3) Resale Rules for All Exemptions Except the Private Issuer Exemption

o A) The issuer is and has been a reporting issuer in a jurisdiction of Canada for the 4 months immediately preceding the trade (i.e., the date of the resale of the security)

  • 2.7: unless the issuer became a reporting issuer after the distribution date (i.e. the date of the original private placement) by filing a prospectus in Alberta, British Columbia, Manitoba, Nova Scotia, Ontario, Quebec or Saskatchewan and is a reporting issuer in a jurisdiction at the time of the trade (the time that the original purchaser is reselling), in which case the 4 month seasoning period does NOT apply;
  • Can sell day after
  • IF co NEVER becomes a reporting issuer and you cannot find another exemption, you can never re-sell those securities

• also reason why you would put conditions on purchase of PPE (would want them to become a reporting issuer)

o B) At least 4 months have elapsed from the distribution date (the “Restricted Period”);

  • “distribution date” = date of the original private placement (PPE)
  • Rationale is to give people time to digest the info before dumping the securities into the market

o C) Legend: The share certificate of the resale securities must include the prescribed legend setting out the restriction on transfer; (or if there is no certificate, a written notice containing such restriction must be provided)
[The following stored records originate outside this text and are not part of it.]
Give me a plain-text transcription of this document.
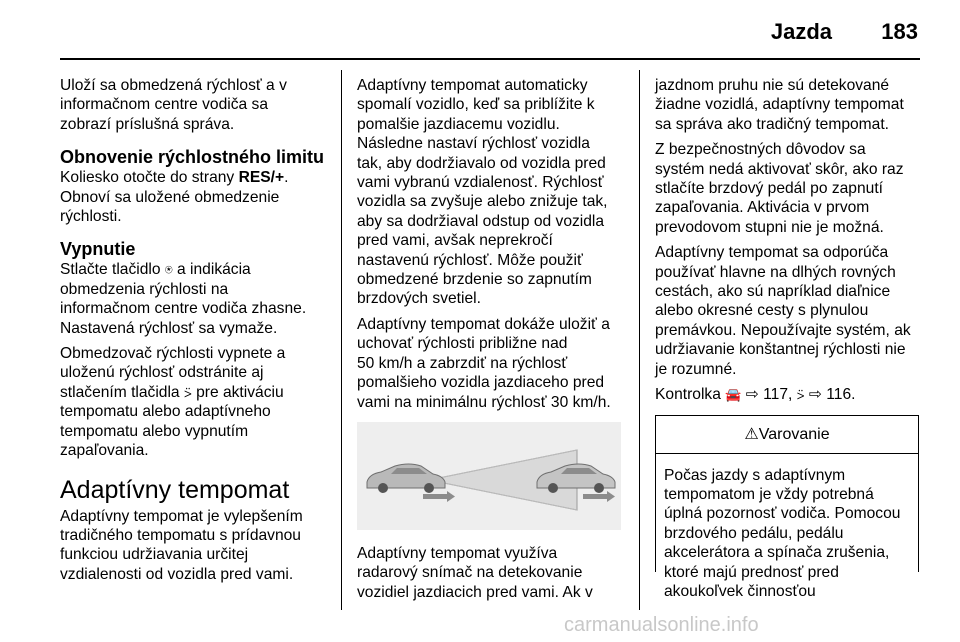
Jazda 183
Uloží sa obmedzená rýchlosť a v
informačnom centre vodiča sa
zobrazí príslušná správa.
Obnovenie rýchlostného limitu
Koliesko otočte do strany RES/+.
Obnoví sa uložené obmedzenie
rýchlosti.
Vypnutie
Stlačte tlačidlo ⍟ a indikácia
obmedzenia rýchlosti na
informačnom centre vodiča zhasne.
Nastavená rýchlosť sa vymaže.
Obmedzovač rýchlosti vypnete a
uloženú rýchlosť odstránite aj
stlačením tlačidla ⍩ pre aktiváciu
tempomatu alebo adaptívneho
tempomatu alebo vypnutím
zapaľovania.
Adaptívny tempomat
Adaptívny tempomat je vylepšením
tradičného tempomatu s prídavnou
funkciou udržiavania určitej
vzdialenosti od vozidla pred vami.
Adaptívny tempomat automaticky
spomalí vozidlo, keď sa priblížite k
pomalšie jazdiacemu vozidlu.
Následne nastaví rýchlosť vozidla
tak, aby dodržiavalo od vozidla pred
vami vybranú vzdialenosť. Rýchlosť
vozidla sa zvyšuje alebo znižuje tak,
aby sa dodržiaval odstup od vozidla
pred vami, avšak neprekročí
nastavenú rýchlosť. Môže použiť
obmedzené brzdenie so zapnutím
brzdových svetiel.
Adaptívny tempomat dokáže uložiť a
uchovať rýchlosti približne nad
50 km/h a zabrzdiť na rýchlosť
pomalšieho vozidla jazdiaceho pred
vami na minimálnu rýchlosť 30 km/h.
Adaptívny tempomat využíva
radarový snímač na detekovanie
vozidiel jazdiacich pred vami. Ak v
jazdnom pruhu nie sú detekované
žiadne vozidlá, adaptívny tempomat
sa správa ako tradičný tempomat.
Z bezpečnostných dôvodov sa
systém nedá aktivovať skôr, ako raz
stlačíte brzdový pedál po zapnutí
zapaľovania. Aktivácia v prvom
prevodovom stupni nie je možná.
Adaptívny tempomat sa odporúča
používať hlavne na dlhých rovných
cestách, ako sú napríklad diaľnice
alebo okresné cesty s plynulou
premávkou. Nepoužívajte systém, ak
udržiavanie konštantnej rýchlosti nie
je rozumné.
Kontrolka 🚘 ⇨ 117, ⍩ ⇨ 116.
⚠Varovanie
Počas jazdy s adaptívnym
tempomatom je vždy potrebná
úplná pozornosť vodiča. Pomocou
brzdového pedálu, pedálu
akcelerátora a spínača zrušenia,
ktoré majú prednosť pred
akoukoľvek činnosťou
carmanualsonline.info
  • Share certificate received on the PPE will have a legend that says there is a hold on the stock

o D) The trade is not a control distribution;

  • Person reselling the security cannot be a control person

o E) No market manipulation;

  • Nobody prepared the market for this event by artificially inflating or decreasing the value (or advertising)

o F) No extraordinary commission or consideration is paid in respect of the trade; and

o G) The seller has no grounds to believe the issuer is in default of any securities law

***ALL RULES MUST BE SATISFIED

Side notes:

  • just b/c you file prospectus, doesn’t mean you can issue new sec all the time. Any time you issue new securities, have to do PPE or file prospectus
  • so reasons why you’d do PPE: don’t want to file prospectus, OR the company is private
  1. Resale Rules for a Non-Control Person who Acquired Sec through the Private Issuer Exemption

Only difference b/w this and the other exemptions: there is no 4 month hold under private issuer exemption (he can’t tell us why) **only a seasoning period, no restricted (rules from 2.6 apply – seasoning period)

Rationale: not really a concern that they’ll be selling to people who need prospectus-information b/c if the issuer remains a private issuer, it will not be a reporting issuer and will not meet the requirement to be a reporting issuer (seasoning) of the resale rule. A subsequent trade by a person who purchased under the exemption will be a distribution unless the person sells to another person who qualifies under the private issuer exemption (so we re not concerned), or the company becomes a reporting issuer, then purchaser can re-sell right away (b/c issuer is one at the time of that trade 2.7 of45-102 and that information is out in the public domain now) (this is what can’t really be explained)

Lastman’s Summary of Rules:

  1. The issuer became a reporting issuer after the distribution date by filing a prospectus in Alberta, British Columbia, Manitoba, Nova Scotia, Ontario, Quebec or Saskatchewan and is a reporting issuer in a jurisdiction of Canada at the time of the trade; (the re-sell)
  2. The trade is not a control distribution;
  3. No market manipulation;
  4. No extraordinary commission or consideration is paid in respect of the trade; and
  5. No grounds to believe issuer is in default.